I'm not so much a Cyclist as I am a Bicycle Rider. And I find that reinforcement by looking at my family and friends, at my co-workers who ride every day, and at regular folks who are just going from place to place on a bicycle, wearing whatever clothes they grabbed off the top of the clean clothes pile, ferrying their groceries or nothing at all while they pedal and smile and enjoy the ride. They are becoming my model of choice more and more, every single day.

That doesn't mean I've given up on riding those longer distances. I get a sense of accomplishment from doing those rides that's hard to explain, and they give me a chance to ride out in the country where it's quieter and there's more wildlife to see and hear. I love those longer rides and plan to do more of them, for as long as I'm able. But they are not the majority of the riding I do, and that is totally okay. Most of my rides are five miles or less each, and they are often as enjoyable as the country rides are. Because the point isn't speed or distance, it's simply that I get to ride my bike.

Any day I get to ride my bike is a good day.


4 comments:

Julie said...

This is a great post! You really captured just how I feel. I just completed a 45-mile bike ride, my longest ever. It felt great to do it, and I hope to do such a distance again, but my daily commuuting is what brings me the most joy in my bicycling life.

SiouxGeonz said...

WHen you get to where you get to define what you're doing with the bicycle and don't have to prove anything... then it doesn't matter what you call yourself - you are yourself.

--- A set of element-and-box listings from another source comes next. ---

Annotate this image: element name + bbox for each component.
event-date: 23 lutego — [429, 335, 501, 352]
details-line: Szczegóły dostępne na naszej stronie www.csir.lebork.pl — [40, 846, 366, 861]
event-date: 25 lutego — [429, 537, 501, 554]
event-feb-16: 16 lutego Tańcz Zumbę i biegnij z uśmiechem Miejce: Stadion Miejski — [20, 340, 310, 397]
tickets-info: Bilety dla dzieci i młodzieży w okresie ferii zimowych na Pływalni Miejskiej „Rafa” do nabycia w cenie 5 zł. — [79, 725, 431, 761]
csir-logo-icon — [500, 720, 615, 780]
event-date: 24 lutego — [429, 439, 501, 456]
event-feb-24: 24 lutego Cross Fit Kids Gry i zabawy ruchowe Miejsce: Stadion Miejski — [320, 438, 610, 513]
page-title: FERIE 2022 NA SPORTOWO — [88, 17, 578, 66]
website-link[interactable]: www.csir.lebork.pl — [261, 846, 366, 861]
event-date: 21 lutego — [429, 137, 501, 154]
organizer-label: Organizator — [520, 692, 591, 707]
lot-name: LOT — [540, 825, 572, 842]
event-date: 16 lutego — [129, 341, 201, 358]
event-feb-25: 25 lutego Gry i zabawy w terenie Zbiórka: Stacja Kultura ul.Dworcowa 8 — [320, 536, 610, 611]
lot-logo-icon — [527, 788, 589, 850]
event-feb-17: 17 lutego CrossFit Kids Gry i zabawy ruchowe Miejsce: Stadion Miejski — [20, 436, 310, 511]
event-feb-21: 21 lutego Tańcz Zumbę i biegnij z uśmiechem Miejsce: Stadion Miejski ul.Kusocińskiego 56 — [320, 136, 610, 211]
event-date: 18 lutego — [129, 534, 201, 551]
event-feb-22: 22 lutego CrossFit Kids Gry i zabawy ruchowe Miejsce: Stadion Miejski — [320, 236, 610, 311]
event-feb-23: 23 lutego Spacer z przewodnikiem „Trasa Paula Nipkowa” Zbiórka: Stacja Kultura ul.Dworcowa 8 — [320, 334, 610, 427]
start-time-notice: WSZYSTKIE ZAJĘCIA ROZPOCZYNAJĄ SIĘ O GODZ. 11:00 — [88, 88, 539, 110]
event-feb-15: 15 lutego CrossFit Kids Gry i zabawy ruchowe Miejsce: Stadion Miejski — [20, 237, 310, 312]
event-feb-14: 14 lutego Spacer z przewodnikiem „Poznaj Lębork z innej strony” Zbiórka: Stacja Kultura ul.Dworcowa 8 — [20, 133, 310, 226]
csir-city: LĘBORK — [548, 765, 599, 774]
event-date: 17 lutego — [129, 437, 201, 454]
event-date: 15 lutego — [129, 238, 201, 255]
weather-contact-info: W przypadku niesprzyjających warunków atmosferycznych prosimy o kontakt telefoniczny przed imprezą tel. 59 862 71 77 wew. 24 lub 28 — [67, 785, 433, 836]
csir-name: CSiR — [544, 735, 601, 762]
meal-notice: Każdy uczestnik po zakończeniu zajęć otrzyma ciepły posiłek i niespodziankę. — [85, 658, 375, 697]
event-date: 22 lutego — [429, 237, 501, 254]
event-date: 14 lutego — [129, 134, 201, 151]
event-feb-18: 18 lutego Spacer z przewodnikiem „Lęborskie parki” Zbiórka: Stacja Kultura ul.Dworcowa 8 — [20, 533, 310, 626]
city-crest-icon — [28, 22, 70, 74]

I'd thought I might have more long stuff done by now but yea, life and weather ... they didn't interfere 'cause they're not getting in the way of something, they're just part of the way to something else. Last year weather and circumstances meant that a 930-mile December happened... that's not likely to happen again ;)

Unknown said...

You are absolutely right. People don't really understand when I say it's all about the commute. But there's something about being out there enjoying the community. For me, it less of an athletic effort, than just simply enjoying a ride.

Charlotte said...

I too have not made the jump from populaire to a 200km brevet. Life seems to be like that. I don't think that changes your 'label'. I still consider us both to be cyclists, and advertising be damned.

I think randonneuring appeals to me for that reason - more than any other organized bicycle sport it's a 'come as you are' kind of attitude. I have nothing to prove, just a desire to enjoy the world on my bicycle.